If burst capacity is cheap enough, then people can get used to always just paying the burst price in order to maintain flexibility they don't use. For example, Amazon AWS offers instances up to 67% off if you're willing to commit to a 3-year term (and prepay). That makes the burst price 3x the base price--but that's the price that most people pay because servers are just not that large a part of their cost structure (until they scale).

If burst capacity is expensive enough compared to the base price, then it makes sense to over-provision and underutilize the resource. This is a hard pill to swallow for most managers--so instead they rely on overly expensive burst capacity (to look efficient) when they could have instead used some form of role hybridization to achieve a flex capacity model.

The biggest risk with burst capacity is that it won't be there when you need it (or that the burst price will have dramatically changed). What if you need 5 new accountants to help with your year-end close, and there a none to be found? Or if you need to spend a whole year's salary on each one for 1 month of work? That risk needs to be factored into the decision-making process.

Improvement of Bottleneck Processes

Finally, we can just stop looking for tricks, put our heads down, and improve the bottleneck process. Much of the inefficiency faced by teams comes from misalignment around bandwidth and latency targets or mismanaging communication.

For example, if you want a fulfillment team of an e-commerce store to achieve a median order-fulfillment latency of 3 hours, then you'd better staff 24/7. If that team attempts to achieve that kind of latency without the a staffing plan aimed at that target, something is going to break.

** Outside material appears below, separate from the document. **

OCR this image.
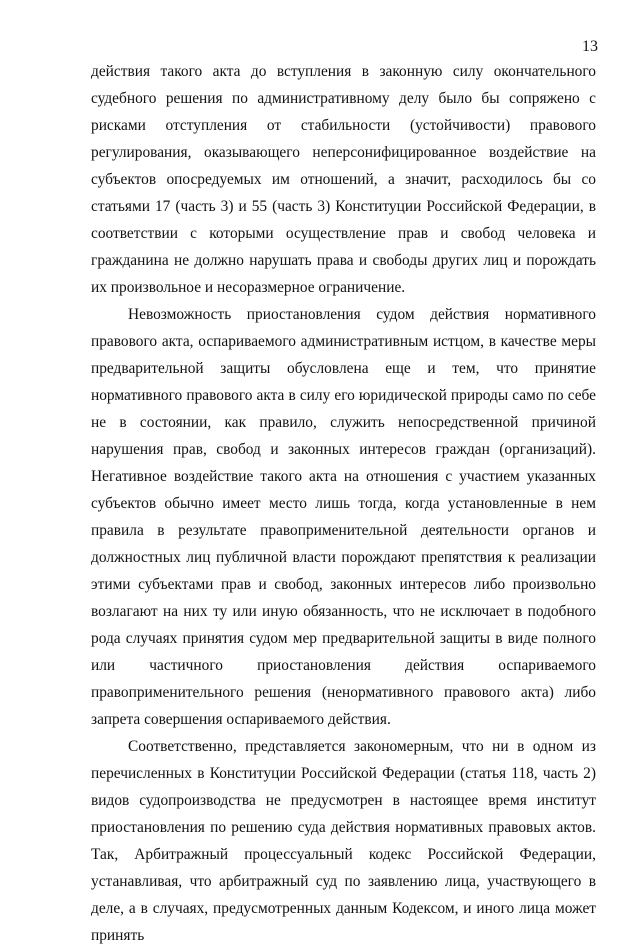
13

действия такого акта до вступления в законную силу окончательного судебного решения по административному делу было бы сопряжено с рисками отступления от стабильности (устойчивости) правового регулирования, оказывающего неперсонифицированное воздействие на субъектов опосредуемых им отношений, а значит, расходилось бы со статьями 17 (часть 3) и 55 (часть 3) Конституции Российской Федерации, в соответствии с которыми осуществление прав и свобод человека и гражданина не должно нарушать права и свободы других лиц и порождать их произвольное и несоразмерное ограничение.

Невозможность приостановления судом действия нормативного правового акта, оспариваемого административным истцом, в качестве меры предварительной защиты обусловлена еще и тем, что принятие нормативного правового акта в силу его юридической природы само по себе не в состоянии, как правило, служить непосредственной причиной нарушения прав, свобод и законных интересов граждан (организаций). Негативное воздействие такого акта на отношения с участием указанных субъектов обычно имеет место лишь тогда, когда установленные в нем правила в результате правоприменительной деятельности органов и должностных лиц публичной власти порождают препятствия к реализации этими субъектами прав и свобод, законных интересов либо произвольно возлагают на них ту или иную обязанность, что не исключает в подобного рода случаях принятия судом мер предварительной защиты в виде полного или частичного приостановления действия оспариваемого правоприменительного решения (ненормативного правового акта) либо запрета совершения оспариваемого действия.

Соответственно, представляется закономерным, что ни в одном из перечисленных в Конституции Российской Федерации (статья 118, часть 2) видов судопроизводства не предусмотрен в настоящее время институт приостановления по решению суда действия нормативных правовых актов. Так, Арбитражный процессуальный кодекс Российской Федерации, устанавливая, что арбитражный суд по заявлению лица, участвующего в деле, а в случаях, предусмотренных данным Кодексом, и иного лица может принять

Or, let's say your creative team needs to ship variants of marketing campaigns based on feedback from last week's performance. Maybe it gets too much communication in the form of course corrections every 12 hours. Or maybe too little communication because feedback/approval only occurs once every 3 days (while the average creative requires three passes). In either case, the communication itself will kill any chance of your creative team's success.

I'll dig into some of this in more detail in the future, but the primary ways to improve individual team processes are:

  • Evaluate if the team has the proper staffing
    • Do this first--you don't know much of anything about a team that's understaffed or lacking proper leadership
  • Evaluate if there are underperforming individuals
    • Underperforming individuals usually drive more than the average amount of communication (sometimes a lot more!) while delivering low output
  • Find internal drivers of latency and eliminate them, especially effective if:
    • there are significant queues inside the "team", such that its acting like a bunch of separate teams
    • there's too much "note-passing" communication required to keep people on the same page
    • decision-making authority isn't being pushed down far enough, leading to too much "review/feedback/iterate" communication
  • Change the work stream to reduce the scope and/or complexity of the bottleneck task
    • i.e. shift some of the work to other teams that have (and can scale) the needed capacity better
    • This may require creating new, more specialized teams that can be managed more effectively than a generalist team that is hard to hire for
  • Reduce the burden of communication received from the rest of the team
    • This can mean better or just less communication from the outside
    • This may make the team less responsive to changes from the outside, but the increased bandwidth could be a win anyway
  • Just pay to increase capacity

Each of the above could be its own post, and the list isn't exhaustive (just what I could get out in the time I had to write this post). There's a lot more to come on individual team productivity.